Audi is exporting European best practices to support growing production ventures as far afield as China and Mexico
Though Europe is still the centre of Audi’s supply chain, its overseas operations are increasingly important. China is clearly the volume leader: in 2013, FAW-VW built nearly 420,000 A4 and A6 long-wheel-base models, as well as the Q3 and Q5 in the northeast city of Changchun, volume that will have risen in 2014. The joint venture’s new plant in Foshan, Guangdong province, in the south, was expected to build 150,000-200,000 A3 models in 2014.
Sales for China in 2014 have grown strongly as Audi remains the top luxury brand in the market. In the first 11 months of the year, new deliveries to China, including Hong Kong, were more than 516,400 units, up more than 16% compared to the same period in 2013.
Audi is working to bring its best logistics practices from Germany and Europe to China. Logistics in Foshan follows the VW production system – itself influenced by Audi – and NLK principles within the plant. “This means, for example, that logistics processes in the assembly shop and the bodyshop work in synchronicity with production,” says Michael Hauf.
This integration is aided by specific training programmes, as well as by new IT systems – specifically, the latest version of the Volkswagen production control system and a new steering system for internal material flow.

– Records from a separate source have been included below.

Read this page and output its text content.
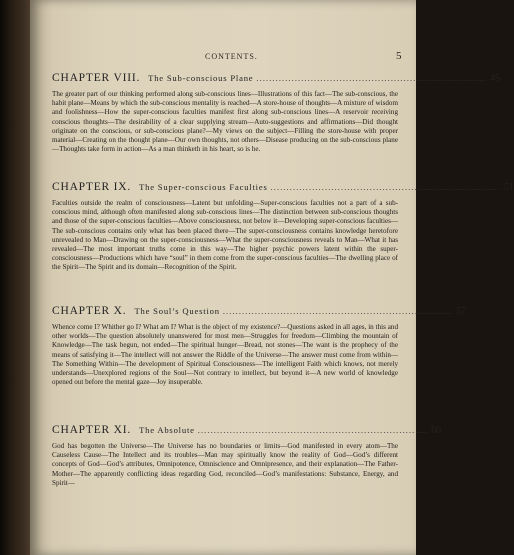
CONTENTS.	5
CHAPTER VIII. The Sub-conscious Plane ........................................................................ 45

The greater part of our thinking performed along sub-conscious lines—Illustrations of this fact—The sub-conscious, the habit plane—Means by which the sub-conscious mentality is reached—A store-house of thoughts—A mixture of wisdom and foolishness—How the super-conscious faculties manifest first along sub-conscious lines—A reservoir receiving conscious thoughts—The desirability of a clear supplying stream—Auto-suggestions and affirmations—Did thought originate on the conscious, or sub-conscious plane?—My views on the subject—Filling the store-house with proper material—Creating on the thought plane—Our own thoughts, not others—Disease producing on the sub-conscious plane—Thoughts take form in action—As a man thinketh in his heart, so is he.

CHAPTER IX. The Super-conscious Faculties ........................................................................ 51

Faculties outside the realm of consciousness—Latent but unfolding—Super-conscious faculties not a part of a sub-conscious mind, although often manifested along sub-conscious lines—The distinction between sub-conscious thoughts and those of the super-conscious faculties—Above consciousness, not below it—Developing super-conscious faculties—The sub-conscious contains only what has been placed there—The super-consciousness contains knowledge heretofore unrevealed to Man—Drawing on the super-consciousness—What the super-consciousness reveals to Man—What it has revealed—The most important truths come in this way—The higher psychic powers latent within the super-consciousness—Productions which have “soul” in them come from the super-conscious faculties—The dwelling place of the Spirit—The Spirit and its domain—Recognition of the Spirit.

CHAPTER X. The Soul’s Question ........................................................................ 57

Whence come I? Whither go I? What am I? What is the object of my existence?—Questions asked in all ages, in this and other worlds—The question absolutely unanswered for most men—Struggles for freedom—Climbing the mountain of Knowledge—The task begun, not ended—The spiritual hunger—Bread, not stones—The want is the prophecy of the means of satisfying it—The intellect will not answer the Riddle of the Universe—The answer must come from within—The Something Within—The development of Spiritual Consciousness—The intelligent Faith which knows, not merely understands—Unexplored regions of the Soul—Not contrary to intellect, but beyond it—A new world of knowledge opened out before the mental gaze—Joy insuperable.

CHAPTER XI. The Absolute ........................................................................ 60

God has begotten the Universe—The Universe has no boundaries or limits—God manifested in every atom—The Causeless Cause—The Intellect and its troubles—Man may spiritually know the reality of God—God’s different concepts of God—God’s attributes, Omnipotence, Omniscience and Omnipresence, and their explanation—The Father-Mother—The apparently conflicting ideas regarding God, reconciled—God’s manifestations: Substance, Energy, and Spirit—
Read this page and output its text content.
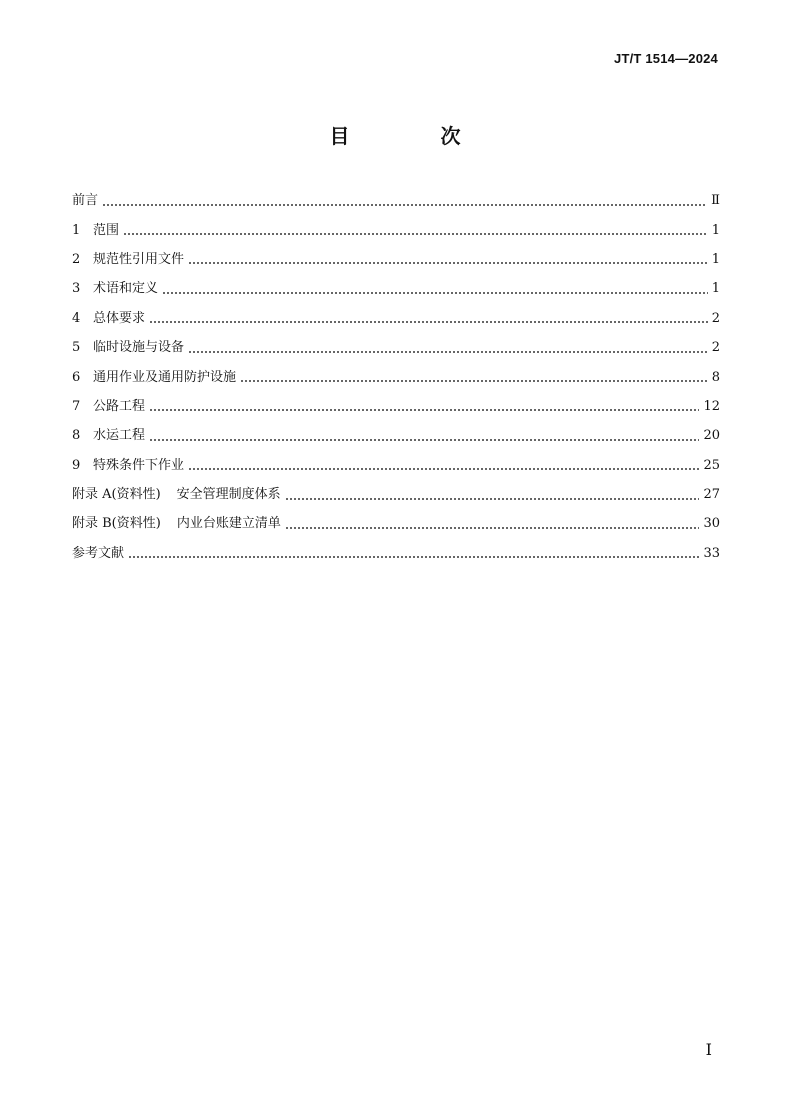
JT/T 1514—2024
目 次
前言	Ⅱ
1 范围	1
2 规范性引用文件	1
3 术语和定义	1
4 总体要求	2
5 临时设施与设备	2
6 通用作业及通用防护设施	8
7 公路工程	12
8 水运工程	20
9 特殊条件下作业	25
附录 A(资料性) 安全管理制度体系	27
附录 B(资料性) 内业台账建立清单	30
参考文献	33
I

“Each member of the logistics staff receives theoretical training about the logistics concepts and processes. In addition, a training centre has been established to teach basic logistics practices,” says Michael Hauf.
Joining the Mexican wave
The North American market is another critical pillar of growth for Audi. Sales across the US, Canada and Mexico grew more than 15% in the first 11 months of 2014 compared to the year before, surpassing 195,700 units; sales in the US were up 15.4% at more than 162,700 vehicles.
In part to better target this market, Audi is building a new plant in San José Chiapa, Mexico, which is its most significant new project globally. The plant, expected to be complete by 2016, will have an initial capacity of 150,000 units. San José Chiapa will be the mother plant for the new Q5, feeding supplies to other production locations in China and India. It will also be a major export centre, not only to the US, but also to Europe, as Q5 production in Ingolstadt is phased out.
Ingolstadt is acting as a ‘mentor’ plant to Mexico, but San José Chiapa will also draw on group standards such as the NLK and shared IT system. “All our know-how from the lead plants in Ingolstadt and Neckarsulm, as well as lessons learned from setting up the plant in Gyr, are incorporated into every single logistics process,” says Hauf.
Audi’s logistics team has laid the groundwork for Mexico’s supply chain. European material, including engines from Hungary and parts from Q5 suppliers in Europe, will arrive at the port of Veracruz on the east coast. Hauf would like to see around 50% of containers move by rail to the plant’s container yard. “Containers from the Pacific region will be delivered by truck,” he says.
Audi’s use of logistics centres is also being applied to Mexico; a just-in-sequence supplier park is already attracting tier ones, which are so far set to supply 16 JIS items. “The items range from pure sequencing activities to the production of complete wheels and other vehicle components,” says Hauf.
The supplier park is part of a localisation strategy for the Mexican supply chain. The NAFTA region requires content value of at least 60% to qualify for zero-duty exchanges across Mexico, the US and Canada. However, Hauf says that while logistics and purchasing teams try to influence supplier locations, there can be no compromise in parts quality. As with its plant in Hungary, Audi will accept longer supply chains for certain parts and components where necessary.
San José Chiapa will be in proximity to other group plants in Mexico, especially the Volkswagen factory in Puebla. Hauf says Audi is working with Volkswagen de México to share infrastructure and processes. However, since Audi will eventually build the new Q5 in India and China, he says the carmaker is planning to install its own packaging and CKD operations in Mexico.
“We need to expand this network in terms of new packaging facilities. Our next challenge is to set up a packaging plant in Mexico in order to manage material flows from Mexico to China and India,” says Hauf.
The rush to Mexico, which included recent announcements for new plants for Mercedes-Benz, Infiniti, BMW and Kia, has prompted concern about whether the country’s infrastructure can cope, particularly for vehicle exports by rail to the US. However, Hauf is relatively sanguine about Mexico’s logistics capability. “When assessing the location we considered in great detail the existing infrastructure and we are convinced that the conditions are suitable for successful automobile production,” he says.